- Kategori
- Deneme
Demlenmiş
Yazı yazmak, ve sadece yazmak geldiğinde içinden, düşünmek ne kadar hızlı ve konuşmak ne kadar yavaş geliyorsa ve dilin beynine yetişmeye çalışıyorsa da ruhun izin vermiyorsa ona aslında...
Geri dönüşlerin oluyorsa zamanda ve küt diye düşüşlerin geçmişten "an" a affallatıyorsa seni, o zaman bedenin ruhuna ağır zamana hafif mi kalıyor? peki yazmak bu kadar önemli ise düşünmek değersiz mi oluyor? peki ya ağlamak? gülmek? anlamsız mı bu duygular? Neden hep sözleri bir yerlere bağlamak gerekiyor?

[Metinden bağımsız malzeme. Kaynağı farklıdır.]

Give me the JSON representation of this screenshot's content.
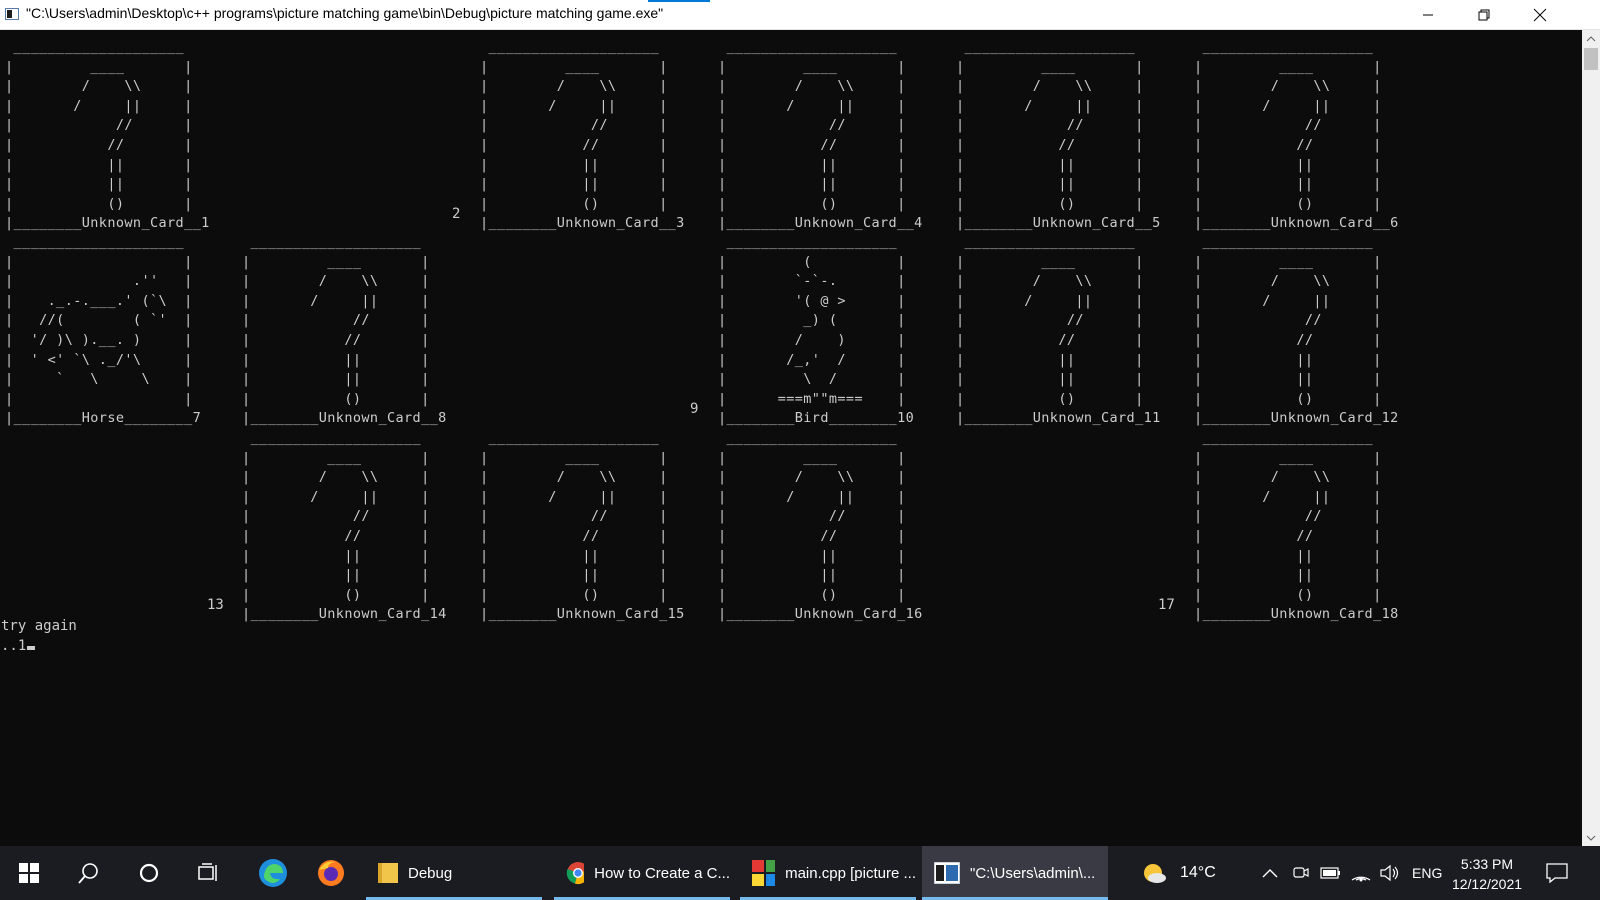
{
  "window": {
    "title": "\"C:\\Users\\admin\\Desktop\\c++ programs\\picture matching game\\bin\\Debug\\picture matching game.exe\""
  },
  "console": {
    "cards": [
      {
        "row": 1,
        "col": 1,
        "art": " ____________________\n|         ____       |\n|        /    \\\\     |\n|       /     ||     |\n|            //      |\n|           //       |\n|           ||       |\n|           ||       |\n|           ()       |\n|________Unknown_Card__1"
      },
      {
        "row": 1,
        "col": 3,
        "art": " ____________________\n|         ____       |\n|        /    \\\\     |\n|       /     ||     |\n|            //      |\n|           //       |\n|           ||       |\n|           ||       |\n|           ()       |\n|________Unknown_Card__3"
      },
      {
        "row": 1,
        "col": 4,
        "art": " ____________________\n|         ____       |\n|        /    \\\\     |\n|       /     ||     |\n|            //      |\n|           //       |\n|           ||       |\n|           ||       |\n|           ()       |\n|________Unknown_Card__4"
      },
      {
        "row": 1,
        "col": 5,
        "art": " ____________________\n|         ____       |\n|        /    \\\\     |\n|       /     ||     |\n|            //      |\n|           //       |\n|           ||       |\n|           ||       |\n|           ()       |\n|________Unknown_Card__5"
      },
      {
        "row": 1,
        "col": 6,
        "art": " ____________________\n|         ____       |\n|        /    \\\\     |\n|       /     ||     |\n|            //      |\n|           //       |\n|           ||       |\n|           ||       |\n|           ()       |\n|________Unknown_Card__6"
      },
      {
        "row": 2,
        "col": 1,
        "art": " ____________________\n|                    |\n|              .''   |\n|    ._.-.___.' (`\\  |\n|   //(        ( `'  |\n|  '/ )\\ ).__. )     |\n|  ' <' `\\ ._/'\\     |\n|     `   \\     \\    |\n|                    |\n|________Horse________7"
      },
      {
        "row": 2,
        "col": 2,
        "art": " ____________________\n|         ____       |\n|        /    \\\\     |\n|       /     ||     |\n|            //      |\n|           //       |\n|           ||       |\n|           ||       |\n|           ()       |\n|________Unknown_Card__8"
      },
      {
        "row": 2,
        "col": 4,
        "art": " ____________________\n|         (          |\n|        `-`-.       |\n|        '( @ >      |\n|         _) (       |\n|        /    )      |\n|       /_,'  /      |\n|         \\  /       |\n|      ===m\"\"m===    |\n|________Bird________10"
      },
      {
        "row": 2,
        "col": 5,
        "art": " ____________________\n|         ____       |\n|        /    \\\\     |\n|       /     ||     |\n|            //      |\n|           //       |\n|           ||       |\n|           ||       |\n|           ()       |\n|________Unknown_Card_11"
      },
      {
        "row": 2,
        "col": 6,
        "art": " ____________________\n|         ____       |\n|        /    \\\\     |\n|       /     ||     |\n|            //      |\n|           //       |\n|           ||       |\n|           ||       |\n|           ()       |\n|________Unknown_Card_12"
      },
      {
        "row": 3,
        "col": 2,
        "art": " ____________________\n|         ____       |\n|        /    \\\\     |\n|       /     ||     |\n|            //      |\n|           //       |\n|           ||       |\n|           ||       |\n|           ()       |\n|________Unknown_Card_14"
      },
      {
        "row": 3,
        "col": 3,
        "art": " ____________________\n|         ____       |\n|        /    \\\\     |\n|       /     ||     |\n|            //      |\n|           //       |\n|           ||       |\n|           ||       |\n|           ()       |\n|________Unknown_Card_15"
      },
      {
        "row": 3,
        "col": 4,
        "art": " ____________________\n|         ____       |\n|        /    \\\\     |\n|       /     ||     |\n|            //      |\n|           //       |\n|           ||       |\n|           ||       |\n|           ()       |\n|________Unknown_Card_16"
      },
      {
        "row": 3,
        "col": 6,
        "art": " ____________________\n|         ____       |\n|        /    \\\\     |\n|       /     ||     |\n|            //      |\n|           //       |\n|           ||       |\n|           ||       |\n|           ()       |\n|________Unknown_Card_18"
      }
    ],
    "matched_slots": [
      {
        "row": 1,
        "col": 2,
        "number": "2"
      },
      {
        "row": 2,
        "col": 3,
        "number": "9"
      },
      {
        "row": 3,
        "col": 1,
        "number": "13"
      },
      {
        "row": 3,
        "col": 5,
        "number": "17"
      }
    ],
    "message": "try again",
    "prompt": "..1"
  },
  "taskbar": {
    "apps": [
      {
        "label": "Debug",
        "icon": "folder-icon",
        "active": false
      },
      {
        "label": "How to Create a C...",
        "icon": "chrome-icon",
        "active": false
      },
      {
        "label": "main.cpp [picture ...",
        "icon": "codeblocks-icon",
        "active": false
      },
      {
        "label": "\"C:\\Users\\admin\\...",
        "icon": "console-icon",
        "active": true
      }
    ],
    "weather": "14°C",
    "language": "ENG",
    "time": "5:33 PM",
    "date": "12/12/2021"
  }
}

Anlatmak, ama sadece anlatmak yetmiyor mu? konuştukça kendiliğinden akmıyo mu aslında içinde ne varsa? yolunu bulan bir damar su gibi ya da, koca bir buğday tanesi taşırken önünü görmeyen karınca gibi, gitmiyor mu gideceği yere? Peş peşe dökülen kelimeler dudaklardan, uc uca ekleyince sicim mi olsun isteniyor? her bir kelimeyi farklı yerde kullanmak o kadar mı zor? o kadar mı karışık kılıyor anlaşmayı?